The more you learn about "coding", the more you realize how much there is you really don't know. I've gone from BASIC and Logo, then BinkleyTerm BBS scripts, then COBOL, VB, Java, VB.NET, PHP, C#, F#, JavaScript, along with HTML, CSS, SQL (raw, but including Hibernate/NHibernate and Entity Framework) and a few specific DSLs (along with enough assembler experience with two different architectures to be grateful I don't have to make a living in assembler).

But am I any good? Good question. :) There is certainly "goodness" to be found in specializing and really learning things deeply (I can make Unisys COBOL or C# do pretty much whatever I want), and the linked article is good when it talks about how to structure code. IMO, it goes deeper than that. Your entire career, you will be encountering things you don't know. How do you take what you do know, and devise a solution for what you don't?

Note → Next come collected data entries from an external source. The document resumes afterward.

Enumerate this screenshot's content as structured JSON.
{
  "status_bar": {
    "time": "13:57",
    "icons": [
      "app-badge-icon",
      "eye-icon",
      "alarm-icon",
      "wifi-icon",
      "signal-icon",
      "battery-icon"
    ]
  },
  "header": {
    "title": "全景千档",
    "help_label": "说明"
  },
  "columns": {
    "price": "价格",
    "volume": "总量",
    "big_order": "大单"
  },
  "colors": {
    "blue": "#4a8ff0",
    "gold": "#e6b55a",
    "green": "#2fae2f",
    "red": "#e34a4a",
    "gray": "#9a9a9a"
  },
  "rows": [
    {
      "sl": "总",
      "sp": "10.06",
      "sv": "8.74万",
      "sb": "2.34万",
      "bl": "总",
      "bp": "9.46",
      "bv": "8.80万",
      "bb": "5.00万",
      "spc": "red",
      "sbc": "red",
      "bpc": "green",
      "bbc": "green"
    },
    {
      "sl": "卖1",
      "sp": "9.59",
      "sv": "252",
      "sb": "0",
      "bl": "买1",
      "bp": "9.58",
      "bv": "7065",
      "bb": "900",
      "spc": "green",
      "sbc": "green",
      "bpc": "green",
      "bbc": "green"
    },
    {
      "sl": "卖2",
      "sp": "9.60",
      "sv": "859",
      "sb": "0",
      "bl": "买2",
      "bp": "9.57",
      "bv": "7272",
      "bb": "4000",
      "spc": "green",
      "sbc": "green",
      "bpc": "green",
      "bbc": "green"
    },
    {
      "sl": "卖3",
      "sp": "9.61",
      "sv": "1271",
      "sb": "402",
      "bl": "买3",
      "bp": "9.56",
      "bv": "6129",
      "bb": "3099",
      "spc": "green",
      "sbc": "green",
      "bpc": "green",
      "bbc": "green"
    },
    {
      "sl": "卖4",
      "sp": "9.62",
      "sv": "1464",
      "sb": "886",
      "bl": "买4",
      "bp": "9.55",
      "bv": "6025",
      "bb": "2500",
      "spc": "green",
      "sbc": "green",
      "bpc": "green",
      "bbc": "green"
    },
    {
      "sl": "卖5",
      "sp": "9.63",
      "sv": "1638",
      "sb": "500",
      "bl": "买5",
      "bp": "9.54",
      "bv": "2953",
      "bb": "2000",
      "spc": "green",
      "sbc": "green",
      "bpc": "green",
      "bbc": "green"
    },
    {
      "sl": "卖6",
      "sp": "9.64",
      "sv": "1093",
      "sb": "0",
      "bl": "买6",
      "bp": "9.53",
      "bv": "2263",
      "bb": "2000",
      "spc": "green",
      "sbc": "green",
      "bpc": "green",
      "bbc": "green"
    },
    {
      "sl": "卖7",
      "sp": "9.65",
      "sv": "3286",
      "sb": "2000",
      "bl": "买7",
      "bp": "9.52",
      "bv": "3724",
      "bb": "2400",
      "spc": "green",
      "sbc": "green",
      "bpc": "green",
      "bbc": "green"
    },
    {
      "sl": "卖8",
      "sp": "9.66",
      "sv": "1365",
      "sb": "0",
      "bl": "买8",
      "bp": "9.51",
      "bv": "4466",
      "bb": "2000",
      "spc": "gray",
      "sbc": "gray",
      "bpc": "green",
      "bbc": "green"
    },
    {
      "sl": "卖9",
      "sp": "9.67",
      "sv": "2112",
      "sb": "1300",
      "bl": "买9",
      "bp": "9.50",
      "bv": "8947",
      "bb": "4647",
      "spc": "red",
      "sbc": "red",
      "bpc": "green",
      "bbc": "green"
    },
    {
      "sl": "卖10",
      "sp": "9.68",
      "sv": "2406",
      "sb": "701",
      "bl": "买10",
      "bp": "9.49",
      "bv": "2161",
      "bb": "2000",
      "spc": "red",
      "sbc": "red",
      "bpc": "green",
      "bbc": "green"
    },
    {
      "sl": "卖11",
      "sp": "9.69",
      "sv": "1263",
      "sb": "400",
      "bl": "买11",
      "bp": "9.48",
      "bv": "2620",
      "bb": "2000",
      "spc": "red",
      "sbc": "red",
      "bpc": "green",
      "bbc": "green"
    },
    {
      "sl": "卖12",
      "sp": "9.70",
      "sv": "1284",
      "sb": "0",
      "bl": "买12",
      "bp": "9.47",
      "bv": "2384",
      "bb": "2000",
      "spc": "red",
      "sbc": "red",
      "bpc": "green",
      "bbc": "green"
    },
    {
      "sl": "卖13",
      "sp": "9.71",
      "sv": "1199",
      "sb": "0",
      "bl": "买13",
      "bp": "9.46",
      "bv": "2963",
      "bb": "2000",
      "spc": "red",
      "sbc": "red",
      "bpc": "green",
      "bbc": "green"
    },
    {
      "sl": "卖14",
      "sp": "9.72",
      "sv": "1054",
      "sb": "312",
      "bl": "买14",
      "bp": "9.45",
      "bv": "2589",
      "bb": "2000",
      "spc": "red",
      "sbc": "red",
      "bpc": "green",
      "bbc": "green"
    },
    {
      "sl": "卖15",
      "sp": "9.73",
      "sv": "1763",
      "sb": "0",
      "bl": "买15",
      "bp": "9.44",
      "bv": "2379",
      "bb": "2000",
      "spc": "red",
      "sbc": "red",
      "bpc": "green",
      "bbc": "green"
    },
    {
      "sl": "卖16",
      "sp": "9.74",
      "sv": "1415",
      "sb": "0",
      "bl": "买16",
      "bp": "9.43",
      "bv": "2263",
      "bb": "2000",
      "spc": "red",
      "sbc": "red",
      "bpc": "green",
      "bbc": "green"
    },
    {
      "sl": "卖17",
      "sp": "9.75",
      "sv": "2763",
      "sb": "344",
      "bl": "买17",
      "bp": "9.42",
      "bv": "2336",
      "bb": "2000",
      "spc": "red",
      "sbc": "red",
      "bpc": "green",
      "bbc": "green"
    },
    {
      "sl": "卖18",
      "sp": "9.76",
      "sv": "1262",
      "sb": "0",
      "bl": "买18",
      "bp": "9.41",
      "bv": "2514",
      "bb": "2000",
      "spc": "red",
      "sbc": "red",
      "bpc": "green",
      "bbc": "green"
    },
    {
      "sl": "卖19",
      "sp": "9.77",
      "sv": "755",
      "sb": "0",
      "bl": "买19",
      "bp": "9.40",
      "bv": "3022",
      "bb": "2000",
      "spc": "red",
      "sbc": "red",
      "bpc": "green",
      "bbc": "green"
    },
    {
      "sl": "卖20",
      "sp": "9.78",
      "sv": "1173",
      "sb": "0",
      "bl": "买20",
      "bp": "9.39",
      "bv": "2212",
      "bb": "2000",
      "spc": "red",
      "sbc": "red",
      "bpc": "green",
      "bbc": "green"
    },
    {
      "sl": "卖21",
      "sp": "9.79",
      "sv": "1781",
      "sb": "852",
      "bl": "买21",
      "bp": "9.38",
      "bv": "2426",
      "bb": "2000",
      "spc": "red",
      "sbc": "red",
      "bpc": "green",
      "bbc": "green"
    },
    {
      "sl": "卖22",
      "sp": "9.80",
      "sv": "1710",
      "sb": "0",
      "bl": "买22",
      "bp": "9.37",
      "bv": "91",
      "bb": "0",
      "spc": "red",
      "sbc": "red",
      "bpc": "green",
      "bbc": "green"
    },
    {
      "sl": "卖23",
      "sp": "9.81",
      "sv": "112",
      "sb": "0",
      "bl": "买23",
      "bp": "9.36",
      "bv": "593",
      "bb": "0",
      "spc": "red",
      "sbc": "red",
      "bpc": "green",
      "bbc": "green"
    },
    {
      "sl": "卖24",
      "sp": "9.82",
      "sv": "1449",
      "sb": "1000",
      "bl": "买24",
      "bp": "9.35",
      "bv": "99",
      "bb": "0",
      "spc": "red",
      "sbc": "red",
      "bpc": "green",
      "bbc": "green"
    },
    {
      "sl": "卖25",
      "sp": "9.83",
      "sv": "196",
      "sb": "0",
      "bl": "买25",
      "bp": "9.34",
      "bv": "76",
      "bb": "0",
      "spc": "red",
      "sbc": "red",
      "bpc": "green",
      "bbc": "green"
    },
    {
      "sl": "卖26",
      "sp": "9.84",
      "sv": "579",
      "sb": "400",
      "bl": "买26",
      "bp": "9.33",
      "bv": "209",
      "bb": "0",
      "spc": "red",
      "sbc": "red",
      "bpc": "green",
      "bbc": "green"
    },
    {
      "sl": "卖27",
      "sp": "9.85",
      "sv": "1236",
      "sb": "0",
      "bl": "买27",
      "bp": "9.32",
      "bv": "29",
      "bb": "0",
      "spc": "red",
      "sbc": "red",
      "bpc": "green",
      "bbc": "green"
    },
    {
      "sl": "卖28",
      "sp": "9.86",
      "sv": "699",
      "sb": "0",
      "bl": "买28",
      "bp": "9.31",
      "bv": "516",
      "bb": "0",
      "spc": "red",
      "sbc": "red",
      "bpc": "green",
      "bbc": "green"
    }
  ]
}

Let's take a practical example (one that I've encountered so many times I've lost count). What would you do if someone asked to you debug code in a system you'd never seen before, using a language you'd never heard of before the question? (because "hey, you're a programmer...") The answer to this reveals how you think. A person who is "good" at programming understands how computers work, understands development paradigms, and isn't afraid of code. Not that you answer the question with false bravado; don't promise something you can't deliver. However, the difference between "no" and "well, I've never worked in that environment before, but I'll take a look" is huge.

Of course, this is based off my experience, as a part-time freelance developer and a full-time developer for nearly 20 years in a "large air-based defense agency". Yes, you need to understand scale, Single Responsibility Principle, why the functional paradigm helps, etc., but what I've described is a deeper understanding of how you can get computers to do what you want them to do. The language is an implementation detail*. :)

* Not that these details are insignificant; as a "good" developer, you'll likely uncover these in your learning of the language.

** This is "good" at programming in general. I wouldn't answer a Swift job posting with "I'm good at Swift!" because I've literally never read a line of it in my life. However, if I were to apply for that position, I would explain my grasp of development principles, similar experience, and my go-get-'em attitude when encountering a new environment.

*** What I'm describing could be described as a "polyglot" programmer, but I think it goes beyond just knowing how to write the same line of code in [x] number of languages.